I tend to ruminate about reckless drivers well after I encounter them, in quiet moments when I’m safe at home. I do not feel afraid while in the act of driving. If fear arises, then it is instantly converted to anger, and I ponder for a split-second whether I could get away with killing the person, but I realize it’s just no feasible—too many witnesses who’d see me and my car and take down my plate number. Next I consider following them home and killing them there. No, no, murder is a felony, and I’ll never get another non-profit temp job with a felony. I search my car for items to throw and consider trying to sling my old burned mix CDs at the car like frisbees, but by then it’s too late. They’re no longer in range, and hanging out of the window and trying to aim while driving seems dangerous.
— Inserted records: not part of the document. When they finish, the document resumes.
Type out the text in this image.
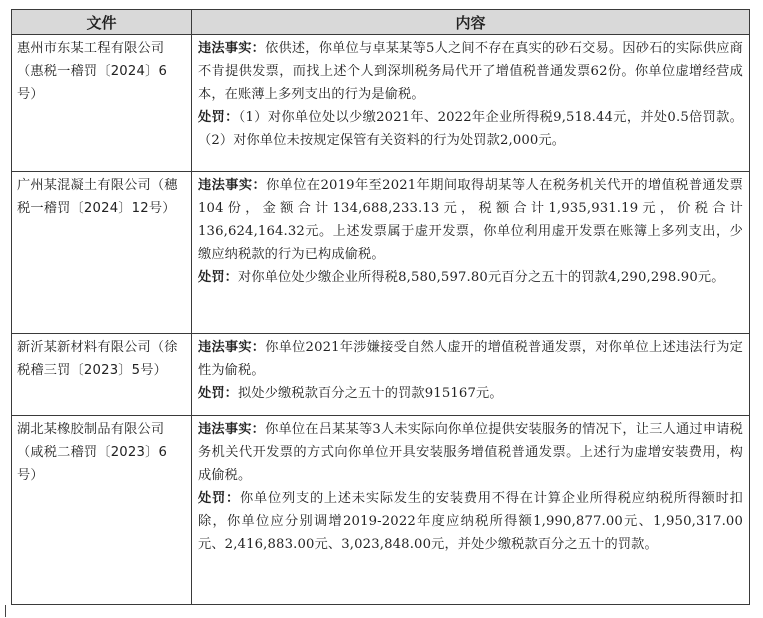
文件	内容
惠州市东某工程有限公司（惠税一稽罚〔2024〕6号）	违法事实：依供述，你单位与卓某某等5人之间不存在真实的砂石交易。因砂石的实际供应商不肯提供发票，而找上述个人到深圳税务局代开了增值税普通发票62份。你单位虚增经营成本，在账薄上多列支出的行为是偷税。

处罚：（1）对你单位处以少缴2021年、2022年企业所得税9,518.44元，并处0.5倍罚款。（2）对你单位未按规定保管有关资料的行为处罚款2,000元。

广州某混凝土有限公司（穗税一稽罚〔2024〕12号）	违法事实：你单位在2019年至2021年期间取得胡某等人在税务机关代开的增值税普通发票104份，金额合计134,688,233.13元，税额合计1,935,931.19元，价税合计136,624,164.32元。上述发票属于虚开发票，你单位利用虚开发票在账簿上多列支出，少缴应纳税款的行为已构成偷税。

处罚：对你单位处少缴企业所得税8,580,597.80元百分之五十的罚款4,290,298.90元。

新沂某新材料有限公司（徐税稽三罚〔2023〕5号）	违法事实：你单位2021年涉嫌接受自然人虚开的增值税普通发票，对你单位上述违法行为定性为偷税。

处罚：拟处少缴税款百分之五十的罚款915167元。

湖北某橡胶制品有限公司（咸税二稽罚〔2023〕6号）	违法事实：你单位在吕某某等3人未实际向你单位提供安装服务的情况下，让三人通过申请税务机关代开发票的方式向你单位开具安装服务增值税普通发票。上述行为虚增安装费用，构成偷税。

处罚：你单位列支的上述未实际发生的安装费用不得在计算企业所得税应纳税所得额时扣除，你单位应分别调增2019-2022年度应纳税所得额1,990,877.00元、1,950,317.00元、2,416,883.00元、3,023,848.00元，并处少缴税款百分之五十的罚款。
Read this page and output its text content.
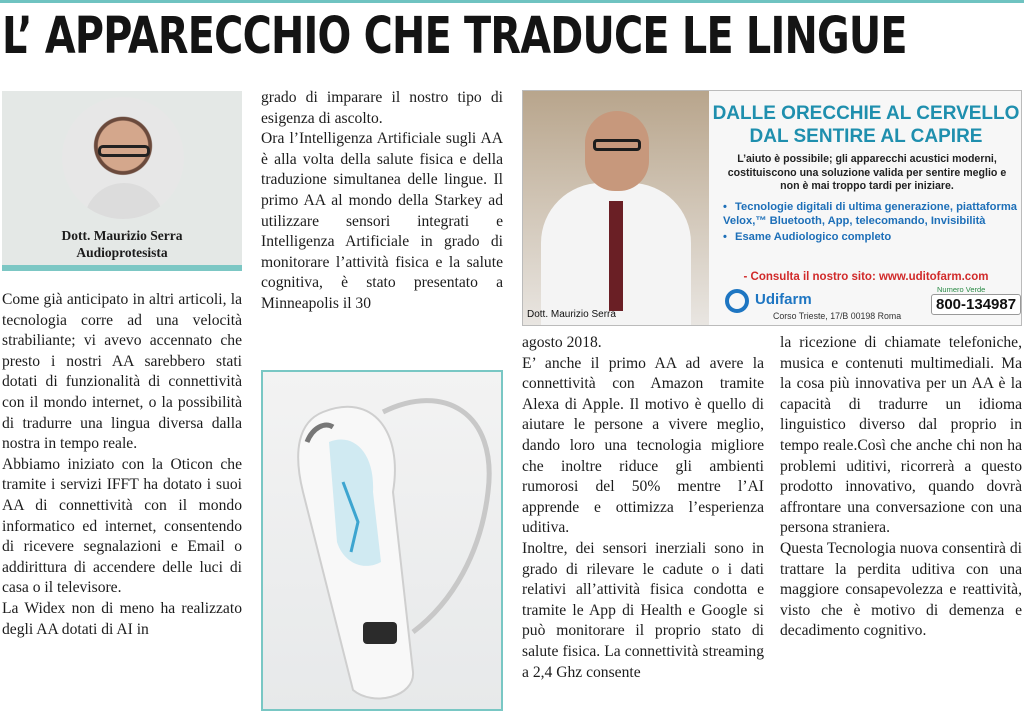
L’ APPARECCHIO CHE TRADUCE LE LINGUE
Dott. Maurizio Serra
Audioprotesista

Come già anticipato in altri articoli, la tecnologia corre ad una velocità strabiliante; vi avevo accennato che presto i nostri AA sarebbero stati dotati di funzionalità di connettività con il mondo internet, o la possibilità di tradurre una lingua diversa dalla nostra in tempo reale.

Abbiamo iniziato con la Oticon che tramite i servizi IFFT ha dotato i suoi AA di connettività con il mondo informatico ed internet, consentendo di ricevere segnalazioni e Email o addirittura di accendere delle luci di casa o il televisore.

La Widex non di meno ha realizzato degli AA dotati di AI in

grado di imparare il nostro tipo di esigenza di ascolto.

Ora l’Intelligenza Artificiale sugli AA è alla volta della salute fisica e della traduzione simultanea delle lingue. Il primo AA al mondo della Starkey ad utilizzare sensori integrati e Intelligenza Artificiale in grado di monitorare l’attività fisica e la salute cognitiva, è stato presentato a Minneapolis il 30

Dott. Maurizio Serra
DALLE ORECCHIE AL CERVELLO
DAL SENTIRE AL CAPIRE
L’aiuto è possibile; gli apparecchi acustici moderni, costituiscono una soluzione valida per sentire meglio e non è mai troppo tardi per iniziare.
• Tecnologie digitali di ultima generazione, piattaforma Velox,™ Bluetooth, App, telecomando, Invisibilità
• Esame Audiologico completo
- Consulta il nostro sito: www.uditofarm.com
Udifarm
Corso Trieste, 17/B 00198 Roma
Numero Verde
800-134987

agosto 2018.

E’ anche il primo AA ad avere la connettività con Amazon tramite Alexa di Apple. Il motivo è quello di aiutare le persone a vivere meglio, dando loro una tecnologia migliore che inoltre riduce gli ambienti rumorosi del 50% mentre l’AI apprende e ottimizza l’esperienza uditiva.

Inoltre, dei sensori inerziali sono in grado di rilevare le cadute o i dati relativi all’attività fisica condotta e tramite le App di Health e Google si può monitorare il proprio stato di salute fisica. La connettività streaming a 2,4 Ghz consente

la ricezione di chiamate telefoniche, musica e contenuti multimediali. Ma la cosa più innovativa per un AA è la capacità di tradurre un idioma linguistico diverso dal proprio in tempo reale.Così che anche chi non ha problemi uditivi, ricorrerà a questo prodotto innovativo, quando dovrà affrontare una conversazione con una persona straniera.

Questa Tecnologia nuova consentirà di trattare la perdita uditiva con una maggiore consapevolezza e reattività, visto che è motivo di demenza e decadimento cognitivo.
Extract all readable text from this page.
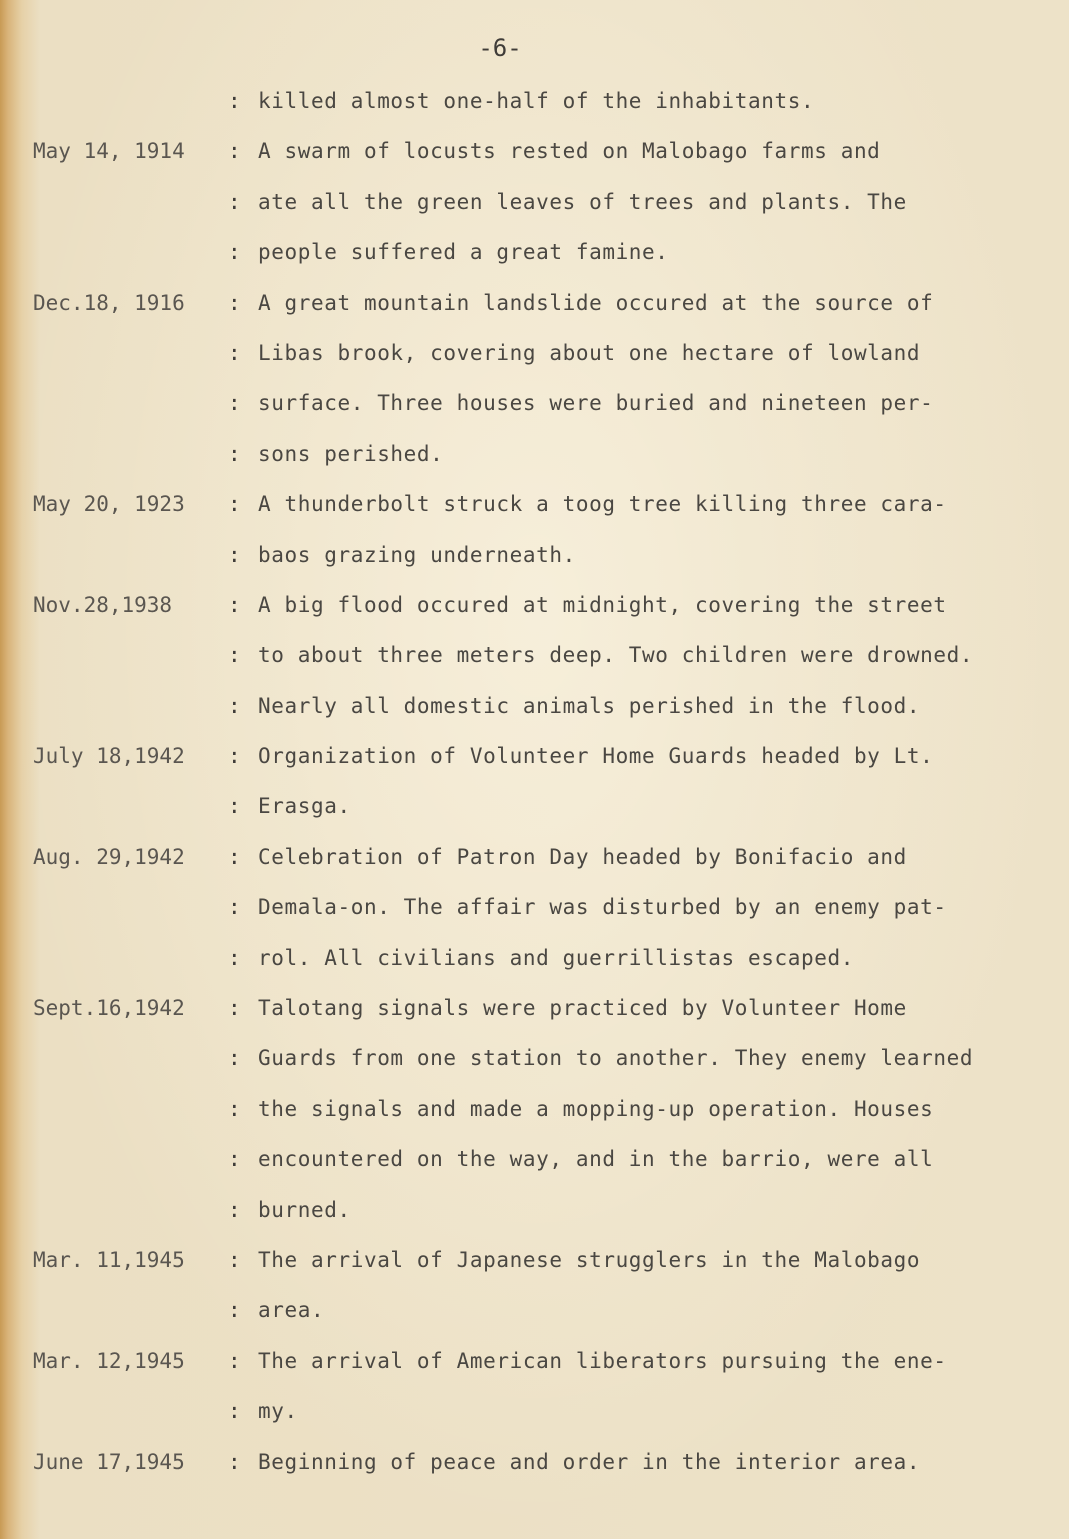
-6-
: killed almost one-half of the inhabitants.
May 14, 1914	: A swarm of locusts rested on Malobago farms and
: ate all the green leaves of trees and plants. The
: people suffered a great famine.
Dec.18, 1916	: A great mountain landslide occured at the source of
: Libas brook, covering about one hectare of lowland
: surface. Three houses were buried and nineteen per-
: sons perished.
May 20, 1923	: A thunderbolt struck a toog tree killing three cara-
: baos grazing underneath.
Nov.28,1938	: A big flood occured at midnight, covering the street
: to about three meters deep. Two children were drowned.
: Nearly all domestic animals perished in the flood.
July 18,1942	: Organization of Volunteer Home Guards headed by Lt.
: Erasga.
Aug. 29,1942	: Celebration of Patron Day headed by Bonifacio and
: Demala-on. The affair was disturbed by an enemy pat-
: rol. All civilians and guerrillistas escaped.
Sept.16,1942	: Talotang signals were practiced by Volunteer Home
: Guards from one station to another. They enemy learned
: the signals and made a mopping-up operation. Houses
: encountered on the way, and in the barrio, were all
: burned.
Mar. 11,1945	: The arrival of Japanese strugglers in the Malobago
: area.
Mar. 12,1945	: The arrival of American liberators pursuing the ene-
: my.
June 17,1945	: Beginning of peace and order in the interior area.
I remember as a teenager thinking that even if I got in an awful wreck, by sheer force of will I’d somehow be able to avoid death or serious injury. I stopped drinking and driving at 19 only because I was terrified of getting a DWI after my brother and several friends got one. I can’t say exactly when my attitude shifted from cocky naivety to paranoia, but I think the fear has always been there. I realize my over-the-top bravado was a way coping with the fear, and my current fatalism is just a different method of repressing the anxiety.

My therapist always tells me that what we hate most in others is what we hate most about ourselves. We are so primed to pick it out. This would explain the road rage. I hate myself for putting others at risk. I once drove from Austin to Philadelphia in about 30 hours by taking handfuls of No Doz and slapping myself in the face. I’m so glad I never killed anyone. I now feel I am being stalked by my 16-year-old-drinking-beer-and-eating-tacos-while-driving-self. There are millions of them out there. I see them everywhere. The fatalism isn’t working. I don’t want to die yet, so don’t drink and drive, or text and drive, or put on make-up and drive because you might kill me or someone else and survive.